Nie potrafię wyjść za kogoś, kto mnie zdradził. Nie potrafię ci
wybaczyć. Przykro mi.
- Nie
możesz nawet spróbować? - zapytał z łamiącym się głosem,
unosząc delikatnie podbródek dziewczyny. - Nikt więcej się dla
mnie nie liczy. To był tylko głupi błąd.
-
Głupi błąd, który doszczętnie zniszczył naszą przyszłość,
Zayn – powiedziała dziewczyna, spoglądając prosto w oczy Malika.
- Nie nazwałabym tego tylko głupim błędem. Nie zmienię swojego
zdania, nie nalegaj.
Mulat
poczuł zbierające się w jego oczach łzy, którym nie pozwolił
spłynąć. Madeline bardzo go zraniła, lecz nie miał do niej żalu.

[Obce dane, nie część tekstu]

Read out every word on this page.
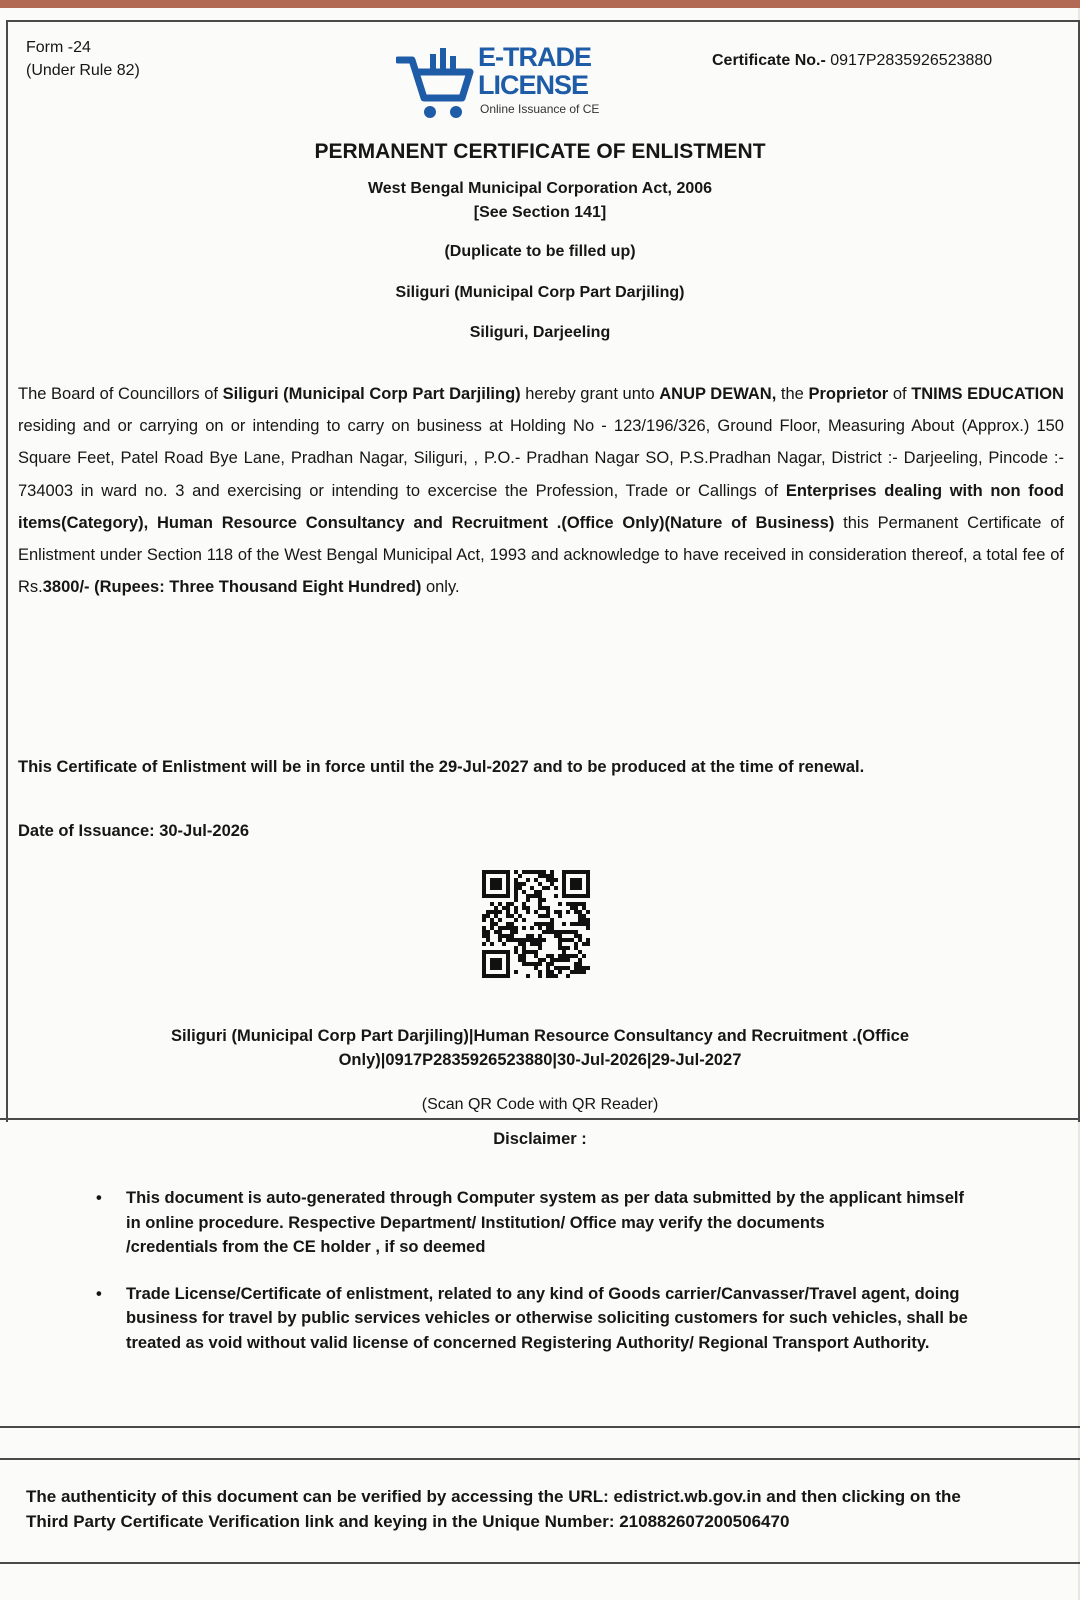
Form -24
(Under Rule 82)	E-TRADE
LICENSE
Online Issuance of CE
Certificate No.- 0917P2835926523880
PERMANENT CERTIFICATE OF ENLISTMENT
West Bengal Municipal Corporation Act, 2006
[See Section 141]
(Duplicate to be filled up)
Siliguri (Municipal Corp Part Darjiling)
Siliguri, Darjeeling
The Board of Councillors of Siliguri (Municipal Corp Part Darjiling) hereby grant unto ANUP DEWAN, the Proprietor of TNIMS EDUCATION residing and or carrying on or intending to carry on business at Holding No - 123/196/326, Ground Floor, Measuring About (Approx.) 150 Square Feet, Patel Road Bye Lane, Pradhan Nagar, Siliguri, , P.O.- Pradhan Nagar SO, P.S.Pradhan Nagar, District :- Darjeeling, Pincode :- 734003 in ward no. 3 and exercising or intending to excercise the Profession, Trade or Callings of Enterprises dealing with non food items(Category), Human Resource Consultancy and Recruitment .(Office Only)(Nature of Business) this Permanent Certificate of Enlistment under Section 118 of the West Bengal Municipal Act, 1993 and acknowledge to have received in consideration thereof, a total fee of Rs.3800/- (Rupees: Three Thousand Eight Hundred) only.
This Certificate of Enlistment will be in force until the 29-Jul-2027 and to be produced at the time of renewal.
Date of Issuance: 30-Jul-2026
Siliguri (Municipal Corp Part Darjiling)|Human Resource Consultancy and Recruitment .(Office
Only)|0917P2835926523880|30-Jul-2026|29-Jul-2027
(Scan QR Code with QR Reader)
Disclaimer :
• This document is auto-generated through Computer system as per data submitted by the applicant himself
in online procedure. Respective Department/ Institution/ Office may verify the documents
/credentials from the CE holder , if so deemed
• Trade License/Certificate of enlistment, related to any kind of Goods carrier/Canvasser/Travel agent, doing
business for travel by public services vehicles or otherwise soliciting customers for such vehicles, shall be
treated as void without valid license of concerned Registering Authority/ Regional Transport Authority.
The authenticity of this document can be verified by accessing the URL: edistrict.wb.gov.in and then clicking on the
Third Party Certificate Verification link and keying in the Unique Number: 210882607200506470
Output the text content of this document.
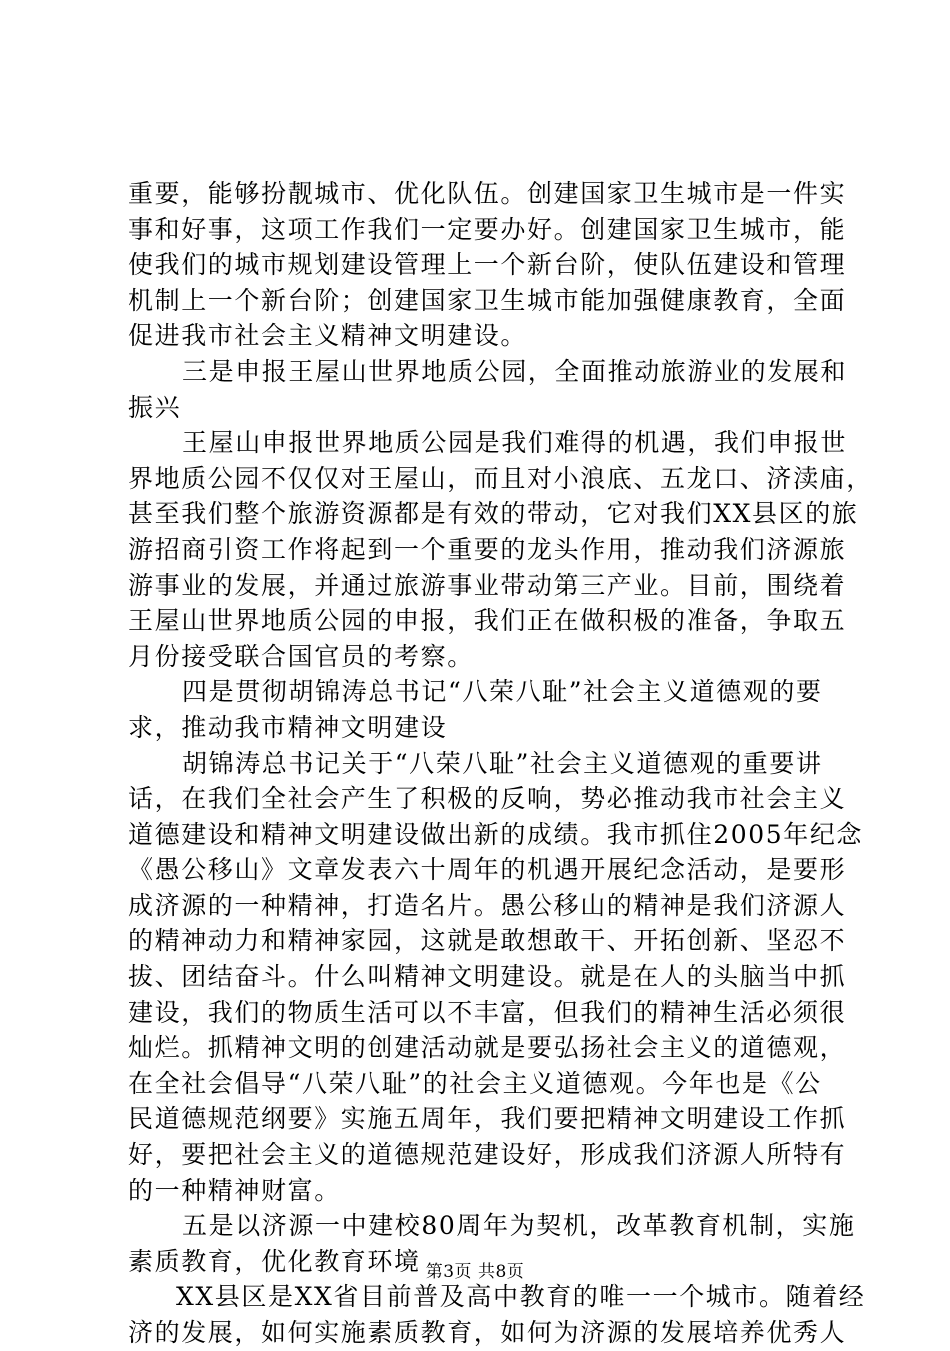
重要，能够扮靓城市、优化队伍。创建国家卫生城市是一件实
事和好事，这项工作我们一定要办好。创建国家卫生城市，能
使我们的城市规划建设管理上一个新台阶，使队伍建设和管理
机制上一个新台阶；创建国家卫生城市能加强健康教育，全面
促进我市社会主义精神文明建设。
三是申报王屋山世界地质公园，全面推动旅游业的发展和
振兴
王屋山申报世界地质公园是我们难得的机遇，我们申报世
界地质公园不仅仅对王屋山，而且对小浪底、五龙口、济渎庙，
甚至我们整个旅游资源都是有效的带动，它对我们XX县区的旅
游招商引资工作将起到一个重要的龙头作用，推动我们济源旅
游事业的发展，并通过旅游事业带动第三产业。目前，围绕着
王屋山世界地质公园的申报，我们正在做积极的准备，争取五
月份接受联合国官员的考察。
四是贯彻胡锦涛总书记“八荣八耻”社会主义道德观的要
求，推动我市精神文明建设
胡锦涛总书记关于“八荣八耻”社会主义道德观的重要讲
话，在我们全社会产生了积极的反响，势必推动我市社会主义
道德建设和精神文明建设做出新的成绩。我市抓住2005年纪念
《愚公移山》文章发表六十周年的机遇开展纪念活动，是要形
成济源的一种精神，打造名片。愚公移山的精神是我们济源人
的精神动力和精神家园，这就是敢想敢干、开拓创新、坚忍不
拔、团结奋斗。什么叫精神文明建设。就是在人的头脑当中抓
建设，我们的物质生活可以不丰富，但我们的精神生活必须很
灿烂。抓精神文明的创建活动就是要弘扬社会主义的道德观，
在全社会倡导“八荣八耻”的社会主义道德观。今年也是《公
民道德规范纲要》实施五周年，我们要把精神文明建设工作抓
好，要把社会主义的道德规范建设好，形成我们济源人所特有
的一种精神财富。
五是以济源一中建校80周年为契机，改革教育机制，实施
素质教育，优化教育环境
XX县区是XX省目前普及高中教育的唯一一个城市。随着经
济的发展，如何实施素质教育，如何为济源的发展培养优秀人
第3页 共8页
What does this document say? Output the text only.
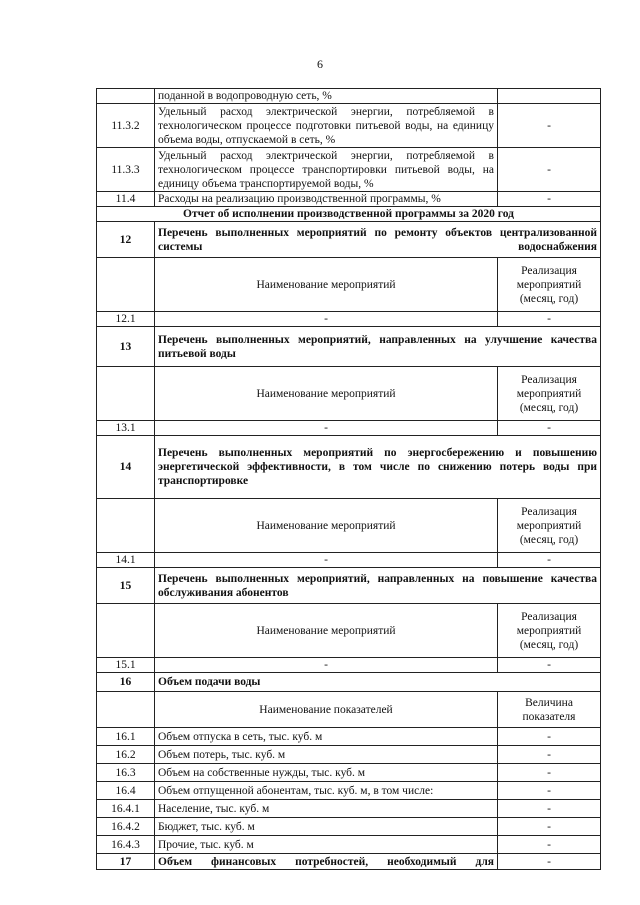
6
	поданной в водопроводную сеть, %	
11.3.2	Удельный расход электрической энергии, потребляемой в технологическом процессе подготовки питьевой воды, на единицу объема воды, отпускаемой в сеть, %	-
11.3.3	Удельный расход электрической энергии, потребляемой в технологическом процессе транспортировки питьевой воды, на единицу объема транспортируемой воды, %	-
11.4	Расходы на реализацию производственной программы, %	-
Отчет об исполнении производственной программы за 2020 год		
12	Перечень выполненных мероприятий по ремонту объектов централизованной системы водоснабжения	
	Наименование мероприятий	Реализация мероприятий (месяц, год)
12.1	-	-
13	Перечень выполненных мероприятий, направленных на улучшение качества питьевой воды	
	Наименование мероприятий	Реализация мероприятий (месяц, год)
13.1	-	-
14	Перечень выполненных мероприятий по энергосбережению и повышению энергетической эффективности, в том числе по снижению потерь воды при транспортировке	
	Наименование мероприятий	Реализация мероприятий (месяц, год)
14.1	-	-
15	Перечень выполненных мероприятий, направленных на повышение качества обслуживания абонентов	
	Наименование мероприятий	Реализация мероприятий (месяц, год)
15.1	-	-
16	Объем подачи воды	
	Наименование показателей	Величина показателя
16.1	Объем отпуска в сеть, тыс. куб. м	-
16.2	Объем потерь, тыс. куб. м	-
16.3	Объем на собственные нужды, тыс. куб. м	-
16.4	Объем отпущенной абонентам, тыс. куб. м, в том числе:	-
16.4.1	Население, тыс. куб. м	-
16.4.2	Бюджет, тыс. куб. м	-
16.4.3	Прочие, тыс. куб. м	-
17	Объем финансовых потребностей, необходимый для	-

Doskonale zdawał sobie sprawę, że to właśnie on ponosił winę
za to wszystko, przez co oboje teraz przechodzili. Był to ciężar
trudny do podniesienia, ale Zayn nie miał innego wyjścia –
naważył sobie beczkę piwa, którą musiał wypić.
-
Kochasz mnie? - zapytał niespodziewanie, czując jak jego serce bije
coraz szybciej. W dalszym ciągu miał nadzieję, że uczucia
Madeline się nie zmieniły. Tak naprawdę tylko w nich miał jeszcze
małą nadzieję.
- To
niczego między nami nie zmienia – odparła chłodno, nie chcąc,
by Malik pozytywnie się do czegoś nastawiał. - Najlepiej będzie,
jeśli każde z nas pójdzie dalej swoją drogą. Możesz na mnie
liczyć w każdej sytuacji, mam nadzieję, że z wzajemnością. Ale
między nami już nic nie będzie, Zayn.
Brunet
spojrzał smutno na dziewczynę, po czym nic nie mówiąc, odwrócił
się, odchodząc. Madeline chwilę później pozwoliła, by prawdziwe
uczucia zawładnęły jej ciałem. Gorzkie łzy spłynęły po jej
policzkach, a ona nie mogła złapać oddechu. W rzeczywistości
chciała powiedzieć Zaynowi, jak bardzo go kochała i jak bardzo
chciała go przy swoim boku. Serce nie dopuszczało jednak do siebie
tej wiadomości, dlatego stało się tak a nie inaczej. Każde z nich
musiało nauczyć się żyć bez drugiego. Madeline doceniała
ogromne starania Mulata, które niestety na nic się nie zdały. Było
po prostu za późno na naprawienie błędu, na wybaczenie i na
rozpoczęcie wszystkiego od nowa razem. Tylko będąc osobno, mieli
szansę na ponowne szczęście.
Wysoka
blondynka spacerowała ulicami Londynu, zastanawiając się jakimi
sposobami mogła zawładnąć sercem Malika. Nie brakowało jej
niczego, była ładna, dobrze zbudowana, radosna, z poczuciem humoru,
więc dlaczego Zayn nie zwracał na nią żadnej uwagi, odkąd
Madeline wybudziła się ze śpiączki? Annabell nie mogła znieść
tej myśli, chorobliwa zazdrość coraz częściej dawała o sobie
znać. Musiała zrobić wszystko, by brunet raz na zawsze zapomniał
o dawnych uczuciach i skupił się na teraźniejszości, ściślej
mówiąc na niej. Niczego nie pragnęła bardziej niż troski i uwagi
Mulata. Jeden sukces miała już na swoich koncie – doprowadziła
do rozpadu związku i wcale nie było jej przykro z tego powodu.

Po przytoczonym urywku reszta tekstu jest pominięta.